NEWPORT, R.I. – For nearly 30 years, Newport native Jim O’Connell, M.D., has been moonlighting in the streets of Boston, where he’s saving lives and helping a broken segment of the population to feel whole again.
The work of O’Connell and his extraordinary medical team is the subject of a documentary film by Jeff Schwartz, “Give Me a Shot of Anything: House Calls to the Homeless,” which will be presented at Salve Regina University on Wednesday, March 7 at 7:30 p.m. in Bazarsky Lecture Hall, located in O’Hare Academic Center on Ochre Point Avenue.
Sponsored by the university’s Mercy Center for Spiritual Life and the Office for Community Services, the movie is open to the public. Admission to the program is a canned, non-perishable food item that will be donated to the Martin Luther King Center.
O’Connell will be in attendance to introduce the film and host a question and answer session at its conclusion.
“At nighttime when everyone else goes to bed, that’s when you can tell who’s been staying out on the streets,” O’Connell says. “It’s probably the most opportune time to come out and take care of people who are really street folks.”
There are over 8,000 homeless men, women and children in Boston each night. Many suffer from chronic medical conditions – disease, drug and alcohol addiction and mental illness. The film follows O’Connell and his team of doctors and assistants as they track down the city’s homeless and offer them what in many cases is life-saving medical care. The film also lifts the curtain on a part of Boston that few of us know or think much about.

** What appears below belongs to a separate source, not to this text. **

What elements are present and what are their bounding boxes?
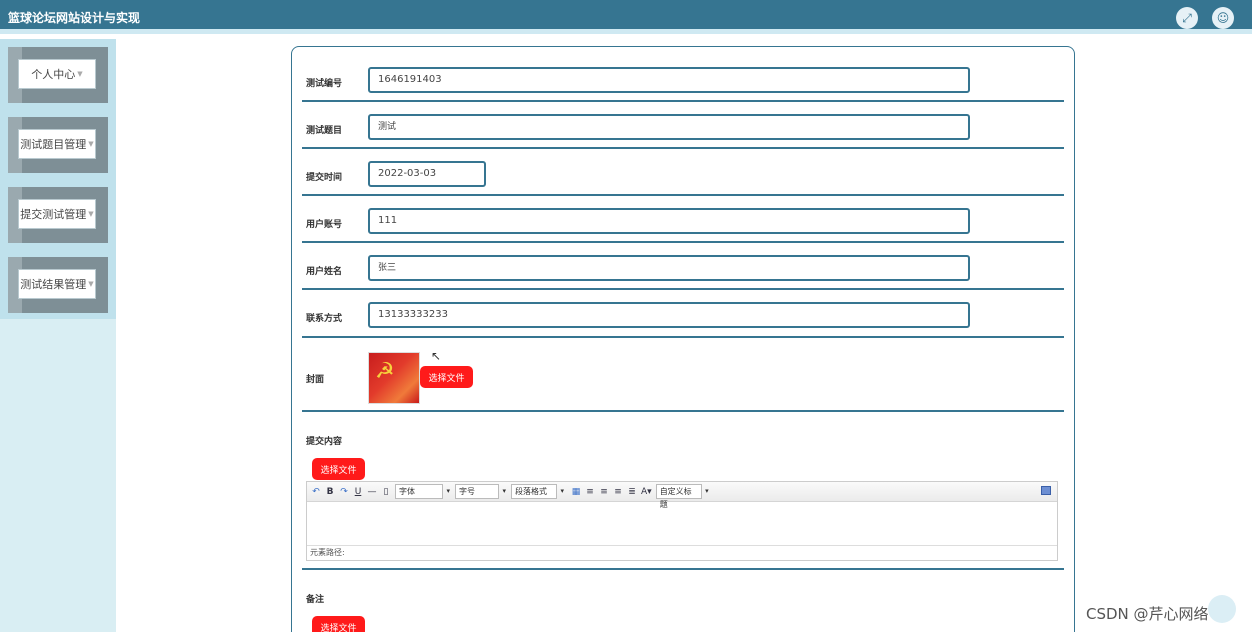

“People don’t really want to see what’s going on,” says one of O’Connell’s homeless patients in the film. “They have a blind eye.”
O’Connell says some of the people he treats are quickly dismissed by the public as addicts. “But all of a sudden you see the person behind it – and it’s those stories and relationships that keep us involved,” he says.
Canvassing the parks, back alleys and streets of Boston, and building on relationships he has formed over three decades, O’Connell likens it to wartime medicine. He patches up those he can, and offers others with more serious illnesses a way to escape before it's too late.
O’Connell is a Harvard Medical School graduate and president of Boston Health Care for the Homeless Program that he helped found in 1985 after completing his residency at Massachusetts General Hospital.